The base of the volume is the region between two parabolas.
Find the volume of the solid given that cross-sections perpendicular to the x-axis are squares.

2. ## Re: Volume of solid

Originally Posted by Simplictic
Dear Folks,

The base of the volume is the region between two parabolas.
Find the volume of the solid given that cross-sections perpendicular to the x-axis are squares.

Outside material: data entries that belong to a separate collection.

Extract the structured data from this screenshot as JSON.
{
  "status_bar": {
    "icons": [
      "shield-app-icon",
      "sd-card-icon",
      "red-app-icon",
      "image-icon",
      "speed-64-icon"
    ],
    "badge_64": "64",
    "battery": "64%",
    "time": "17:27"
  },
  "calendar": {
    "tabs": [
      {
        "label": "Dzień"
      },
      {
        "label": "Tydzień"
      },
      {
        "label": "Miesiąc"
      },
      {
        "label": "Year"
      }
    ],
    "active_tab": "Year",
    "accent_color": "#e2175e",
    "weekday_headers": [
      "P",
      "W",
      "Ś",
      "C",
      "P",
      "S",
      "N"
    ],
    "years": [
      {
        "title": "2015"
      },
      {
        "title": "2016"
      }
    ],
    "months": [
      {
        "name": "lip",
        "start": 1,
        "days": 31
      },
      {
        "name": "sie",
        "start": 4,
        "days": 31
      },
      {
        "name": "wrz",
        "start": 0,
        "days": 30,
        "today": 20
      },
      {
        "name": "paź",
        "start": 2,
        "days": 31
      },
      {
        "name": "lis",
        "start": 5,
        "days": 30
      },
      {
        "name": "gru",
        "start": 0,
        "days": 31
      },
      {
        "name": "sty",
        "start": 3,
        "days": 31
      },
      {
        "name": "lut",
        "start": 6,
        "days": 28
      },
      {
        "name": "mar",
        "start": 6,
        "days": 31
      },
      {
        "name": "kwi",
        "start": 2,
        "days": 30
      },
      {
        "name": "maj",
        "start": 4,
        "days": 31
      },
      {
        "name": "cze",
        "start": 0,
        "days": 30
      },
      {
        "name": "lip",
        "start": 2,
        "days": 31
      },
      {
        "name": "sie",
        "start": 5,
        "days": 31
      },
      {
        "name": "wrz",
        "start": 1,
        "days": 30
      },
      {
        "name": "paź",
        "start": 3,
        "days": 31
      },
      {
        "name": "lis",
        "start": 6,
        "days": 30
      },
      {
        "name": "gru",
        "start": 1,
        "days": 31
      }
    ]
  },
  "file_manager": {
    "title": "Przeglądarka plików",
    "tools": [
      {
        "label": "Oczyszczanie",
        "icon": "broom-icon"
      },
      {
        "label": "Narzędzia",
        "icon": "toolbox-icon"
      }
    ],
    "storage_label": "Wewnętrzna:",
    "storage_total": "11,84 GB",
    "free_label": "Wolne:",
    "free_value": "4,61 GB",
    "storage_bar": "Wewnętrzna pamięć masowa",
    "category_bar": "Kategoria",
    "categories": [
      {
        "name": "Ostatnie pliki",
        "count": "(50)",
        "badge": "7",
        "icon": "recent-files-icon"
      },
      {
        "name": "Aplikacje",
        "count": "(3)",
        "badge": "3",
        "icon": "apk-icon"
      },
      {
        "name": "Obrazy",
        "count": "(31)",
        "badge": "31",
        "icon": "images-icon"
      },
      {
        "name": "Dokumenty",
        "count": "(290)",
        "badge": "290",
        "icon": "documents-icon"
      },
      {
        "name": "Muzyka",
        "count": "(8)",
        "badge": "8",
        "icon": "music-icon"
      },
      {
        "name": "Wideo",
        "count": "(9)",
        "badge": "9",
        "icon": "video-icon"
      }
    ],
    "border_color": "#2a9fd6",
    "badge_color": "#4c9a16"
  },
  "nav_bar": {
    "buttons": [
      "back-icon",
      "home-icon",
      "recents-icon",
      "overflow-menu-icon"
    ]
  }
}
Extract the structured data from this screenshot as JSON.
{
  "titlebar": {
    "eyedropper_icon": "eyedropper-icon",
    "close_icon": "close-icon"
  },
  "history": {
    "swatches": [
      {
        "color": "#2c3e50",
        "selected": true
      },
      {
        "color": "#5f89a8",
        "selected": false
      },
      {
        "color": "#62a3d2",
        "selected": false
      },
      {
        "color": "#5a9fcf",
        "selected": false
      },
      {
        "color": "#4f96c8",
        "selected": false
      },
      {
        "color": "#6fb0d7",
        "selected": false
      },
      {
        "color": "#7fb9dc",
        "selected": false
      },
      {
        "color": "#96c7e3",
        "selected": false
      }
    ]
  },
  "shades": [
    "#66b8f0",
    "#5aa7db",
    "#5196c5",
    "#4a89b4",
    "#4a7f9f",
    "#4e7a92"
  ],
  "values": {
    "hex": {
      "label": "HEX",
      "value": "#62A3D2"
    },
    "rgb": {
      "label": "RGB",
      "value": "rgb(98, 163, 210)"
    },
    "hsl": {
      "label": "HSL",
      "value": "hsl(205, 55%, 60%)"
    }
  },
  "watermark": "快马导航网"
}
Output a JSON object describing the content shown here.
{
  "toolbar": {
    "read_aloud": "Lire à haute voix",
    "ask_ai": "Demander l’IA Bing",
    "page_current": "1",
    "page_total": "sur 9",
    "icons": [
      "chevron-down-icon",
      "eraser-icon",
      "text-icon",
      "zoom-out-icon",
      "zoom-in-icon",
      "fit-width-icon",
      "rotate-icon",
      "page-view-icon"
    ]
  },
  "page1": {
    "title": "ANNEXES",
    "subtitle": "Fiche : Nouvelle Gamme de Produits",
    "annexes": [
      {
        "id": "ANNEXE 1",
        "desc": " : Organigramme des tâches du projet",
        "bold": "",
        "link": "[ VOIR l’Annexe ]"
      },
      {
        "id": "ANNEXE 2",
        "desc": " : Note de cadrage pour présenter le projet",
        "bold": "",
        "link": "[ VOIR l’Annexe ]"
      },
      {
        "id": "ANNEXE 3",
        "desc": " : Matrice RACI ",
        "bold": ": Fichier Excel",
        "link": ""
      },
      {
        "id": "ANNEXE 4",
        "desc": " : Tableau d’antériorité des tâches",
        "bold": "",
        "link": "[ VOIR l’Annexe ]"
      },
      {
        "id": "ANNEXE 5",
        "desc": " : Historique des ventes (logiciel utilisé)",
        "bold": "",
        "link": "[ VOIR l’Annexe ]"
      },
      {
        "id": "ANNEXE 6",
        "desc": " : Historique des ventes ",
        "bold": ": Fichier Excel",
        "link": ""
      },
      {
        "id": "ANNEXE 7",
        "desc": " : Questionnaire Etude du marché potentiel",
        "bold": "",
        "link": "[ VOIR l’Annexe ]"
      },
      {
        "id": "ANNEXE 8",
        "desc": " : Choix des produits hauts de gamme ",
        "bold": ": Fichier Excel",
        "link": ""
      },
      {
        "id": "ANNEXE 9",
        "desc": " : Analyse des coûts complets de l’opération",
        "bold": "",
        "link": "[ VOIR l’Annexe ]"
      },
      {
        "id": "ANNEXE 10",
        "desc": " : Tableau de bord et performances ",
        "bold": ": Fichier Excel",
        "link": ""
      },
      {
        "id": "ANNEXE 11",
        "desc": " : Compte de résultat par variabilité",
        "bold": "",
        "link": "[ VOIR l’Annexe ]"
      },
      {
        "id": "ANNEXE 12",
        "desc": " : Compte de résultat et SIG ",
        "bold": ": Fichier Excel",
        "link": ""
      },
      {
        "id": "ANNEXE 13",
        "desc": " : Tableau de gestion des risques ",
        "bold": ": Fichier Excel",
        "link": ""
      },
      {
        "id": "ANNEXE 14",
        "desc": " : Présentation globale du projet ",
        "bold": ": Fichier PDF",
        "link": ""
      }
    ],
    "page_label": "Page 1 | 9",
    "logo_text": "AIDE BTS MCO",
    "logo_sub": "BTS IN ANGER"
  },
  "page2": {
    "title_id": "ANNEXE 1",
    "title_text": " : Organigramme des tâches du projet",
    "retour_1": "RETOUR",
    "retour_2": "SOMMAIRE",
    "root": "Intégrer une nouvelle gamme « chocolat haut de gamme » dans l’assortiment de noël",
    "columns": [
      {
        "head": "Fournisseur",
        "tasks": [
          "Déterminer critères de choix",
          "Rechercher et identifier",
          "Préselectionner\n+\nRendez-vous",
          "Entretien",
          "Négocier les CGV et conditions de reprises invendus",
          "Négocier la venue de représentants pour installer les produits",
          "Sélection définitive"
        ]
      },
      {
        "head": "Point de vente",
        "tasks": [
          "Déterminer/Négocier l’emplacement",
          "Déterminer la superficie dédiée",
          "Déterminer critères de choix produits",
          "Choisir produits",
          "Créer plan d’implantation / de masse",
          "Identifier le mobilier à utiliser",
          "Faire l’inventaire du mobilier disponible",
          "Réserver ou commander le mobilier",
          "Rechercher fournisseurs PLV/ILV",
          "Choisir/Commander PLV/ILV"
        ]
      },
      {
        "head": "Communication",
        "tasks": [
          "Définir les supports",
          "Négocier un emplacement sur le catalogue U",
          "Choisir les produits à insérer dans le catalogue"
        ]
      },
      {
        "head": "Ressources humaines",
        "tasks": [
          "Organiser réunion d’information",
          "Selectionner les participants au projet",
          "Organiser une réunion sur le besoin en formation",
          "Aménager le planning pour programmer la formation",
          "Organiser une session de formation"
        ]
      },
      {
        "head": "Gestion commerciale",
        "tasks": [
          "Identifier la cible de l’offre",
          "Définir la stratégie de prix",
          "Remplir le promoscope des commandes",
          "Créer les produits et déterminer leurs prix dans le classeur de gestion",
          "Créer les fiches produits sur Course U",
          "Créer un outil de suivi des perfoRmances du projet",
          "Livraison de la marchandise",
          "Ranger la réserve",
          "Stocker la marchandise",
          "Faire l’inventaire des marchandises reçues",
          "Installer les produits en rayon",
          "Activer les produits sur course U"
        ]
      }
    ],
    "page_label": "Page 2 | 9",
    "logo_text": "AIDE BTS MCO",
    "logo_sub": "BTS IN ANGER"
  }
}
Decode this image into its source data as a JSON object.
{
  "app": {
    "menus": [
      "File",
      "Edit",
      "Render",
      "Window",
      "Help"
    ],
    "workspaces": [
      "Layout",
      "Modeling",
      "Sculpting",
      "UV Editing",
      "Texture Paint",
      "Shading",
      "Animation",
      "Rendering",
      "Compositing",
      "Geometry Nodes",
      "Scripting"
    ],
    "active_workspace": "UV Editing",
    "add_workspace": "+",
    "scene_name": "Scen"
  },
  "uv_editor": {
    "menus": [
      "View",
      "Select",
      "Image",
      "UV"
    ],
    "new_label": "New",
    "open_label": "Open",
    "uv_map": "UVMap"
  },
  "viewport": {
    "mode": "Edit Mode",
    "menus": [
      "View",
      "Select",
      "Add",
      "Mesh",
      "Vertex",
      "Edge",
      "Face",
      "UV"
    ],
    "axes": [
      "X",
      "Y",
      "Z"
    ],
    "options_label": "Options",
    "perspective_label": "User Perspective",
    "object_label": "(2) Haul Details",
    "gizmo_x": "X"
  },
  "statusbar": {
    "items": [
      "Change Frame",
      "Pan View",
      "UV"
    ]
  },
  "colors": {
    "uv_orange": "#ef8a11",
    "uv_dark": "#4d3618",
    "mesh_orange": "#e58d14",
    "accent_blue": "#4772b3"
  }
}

$\displaystyle V = \int_a^b [f(x) - g(x)]^2 \, dx$

where $\displaystyle x = a$ and $\displaystyle x = b$ are the x-coordinates of the parabolas intersection points

$\displaystyle f(x)$ = upper parabola

$\displaystyle g(x)$ = lower parabola

in future, please place questions that involve integration in the calculus forum.

3. ## Re: Volume of solid

Originally Posted by skeeter
$\displaystyle V = \int_a^b [f(x) - g(x)]^2 \, dx$

where $\displaystyle x = a$ and $\displaystyle x = b$ are the x-coordinates of the parabolas intersection points

$\displaystyle f(x)$ = upper parabola

$\displaystyle g(x)$ = lower parabola

in future, please place questions that involve integration in the calculus forum.
Thanks skeeter,

If parabolas are $\displaystyle x = y^{2}$ and $\displaystyle x = 3 -y^{2}$, is it reasonable to make $\displaystyle y$ subject to have $\displaystyle y= f(x), y = g(x)$ or we need to use $\displaystyle x = f(y)$ in the formula for volume?

4. ## Re: Volume of solid

Originally Posted by Simplictic
Thanks skeeter,

If parabolas are $\displaystyle x = y^{2}$ and $\displaystyle x = 3 -y^{2}$, is it reasonable to make $\displaystyle y$ subject to have $\displaystyle y= f(x), y = g(x)$ or we need to use $\displaystyle x = f(y)$ in the formula for volume?
are the cross-sections still perpendicular to the x-axis?